Paper Summary
Share...

Direct link:

Developing a Measure of Help Seeking Climate: Links with Belonging, Help-seeking Tendencies, and Campus Climate

Fri, April 25, 8:00 to 9:30am MDT (8:00 to 9:30am MDT), The Colorado Convention Center, Floor: Meeting Room Level, Room 711

Abstract

Objectives/Conceptual Framing
Despite challenging transitions to postsecondary education (Martin, 2009), prior research has not only highlighted a lack of adaptive forms of help-seeking in postsecondary contexts but also primarily focused on students’ attributes and motivations as antecedents of help-seeking (Karabenick & Berger, 2013) rather than contextual affordances (e.g., Seamark & Gabriel, 2016). Extending the work on mastery goal structures and drawing from self-regulated learning (Fong et al., 2023; Zimmerman, 2002), we developed a measure specifically focused on students’ perceptions of help-seeking climate. In addition to assessing scale reliability and construct validity, we examined outcomes such as sense of belonging, help-seeking tendencies, and racial campus climate.

Method
As part of a larger student needs assessment, we surveyed 186 students (86% women) enrolled in a College of Education at a large Hispanic Serving Institution in the southwest U.S. Over half the sample was White (52%), followed by Latinx (32%), Black (11%), Asian (3%), and Other (2%); a tenth of the sample consisted of international students. Just under half were first-generation students (45%), and 26% were part-time students.

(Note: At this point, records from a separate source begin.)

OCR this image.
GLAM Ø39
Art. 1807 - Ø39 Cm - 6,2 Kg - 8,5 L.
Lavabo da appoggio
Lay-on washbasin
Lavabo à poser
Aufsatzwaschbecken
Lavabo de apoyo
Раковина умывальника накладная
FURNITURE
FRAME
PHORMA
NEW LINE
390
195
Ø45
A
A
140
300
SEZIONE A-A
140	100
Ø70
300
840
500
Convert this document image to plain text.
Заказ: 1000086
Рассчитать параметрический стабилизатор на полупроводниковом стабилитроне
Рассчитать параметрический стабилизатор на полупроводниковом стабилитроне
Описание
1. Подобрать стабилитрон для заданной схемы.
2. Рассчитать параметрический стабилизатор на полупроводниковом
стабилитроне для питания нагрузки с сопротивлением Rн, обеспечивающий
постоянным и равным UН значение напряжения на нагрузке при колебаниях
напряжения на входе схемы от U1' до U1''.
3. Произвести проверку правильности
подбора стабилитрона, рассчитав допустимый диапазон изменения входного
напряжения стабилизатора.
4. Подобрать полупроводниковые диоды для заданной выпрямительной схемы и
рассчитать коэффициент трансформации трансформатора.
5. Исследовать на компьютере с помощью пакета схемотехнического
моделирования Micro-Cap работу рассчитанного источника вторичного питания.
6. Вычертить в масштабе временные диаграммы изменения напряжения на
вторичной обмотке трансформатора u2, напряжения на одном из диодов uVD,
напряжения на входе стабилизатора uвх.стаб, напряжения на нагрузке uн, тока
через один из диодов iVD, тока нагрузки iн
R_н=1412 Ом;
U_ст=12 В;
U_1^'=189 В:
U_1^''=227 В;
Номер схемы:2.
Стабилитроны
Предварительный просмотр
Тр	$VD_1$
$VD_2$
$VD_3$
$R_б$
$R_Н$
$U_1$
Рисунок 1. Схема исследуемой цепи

We initially developed seven five-point, Likert-style items focused on the messages and environments that may facilitate perceptions of help-seeking benefit. After assessing reliability, we found that one item significantly lowered the reliability and removed this item. We then calculated principal components analysis to assess construct validity. To explore predictive validity, we regressed the help-seeking climate measure on several outcomes (belonging, help-seeking tendencies, and racial campus climate), while controlling for gender, race/ethnicity, enrollment status, international status, and academic level. To assess potential moderator effects, we also tested for interactions between help-seeking climate and two sample characteristics: first-generation status and student of color (SOC).

Findings
Scale reliability was .86, and principal component analyses revealed unidimensionality (see Table 1), explaining 56.1% of the variance. Controlling for various student characteristics, help-seeking climate was as a significant predictor (ps < .001) of all outcome variables of interest (Table 2), with positive associations with social belonging (β = .31), academic belonging (β = .41), instrumental help-seeking (β = .26), and general belonging (β = .33). Conversely, it negatively predicted help-seeking threat (β = -.33), help-seeking avoidance (β = -.34), and racial climate perceptions (stereotyping; β = -.39). When testing interaction effects, we found no evidence of moderation of these associations by first-generation status; in contrast, being a SOC moderated the relationship between help-seeking climate and two outcomes: social belonging (β = .88, p = .04) and help-seeking avoidance (β = -.99, p = .02). Simple slopes analyses revealed that help-seeking climate was more influential for students of color (social belonging: βSOC = .33 vs. βnon-SOC = .16; help-seeking avoidance: βSOC = -.40 vs. βnon-SOC = -.17).

Significance
Shifting the field of help-seeking research from a deficit-framed approach, we explored an important antecedent for adaptive help-seeking, belonging, and racial climate–help-seeking climate. Moreover, help-seeking climate seems more salient for students of color, suggesting the importance of fostering such climates for promoting educational equity in institutions that threaten racially or ethnically minoritized students.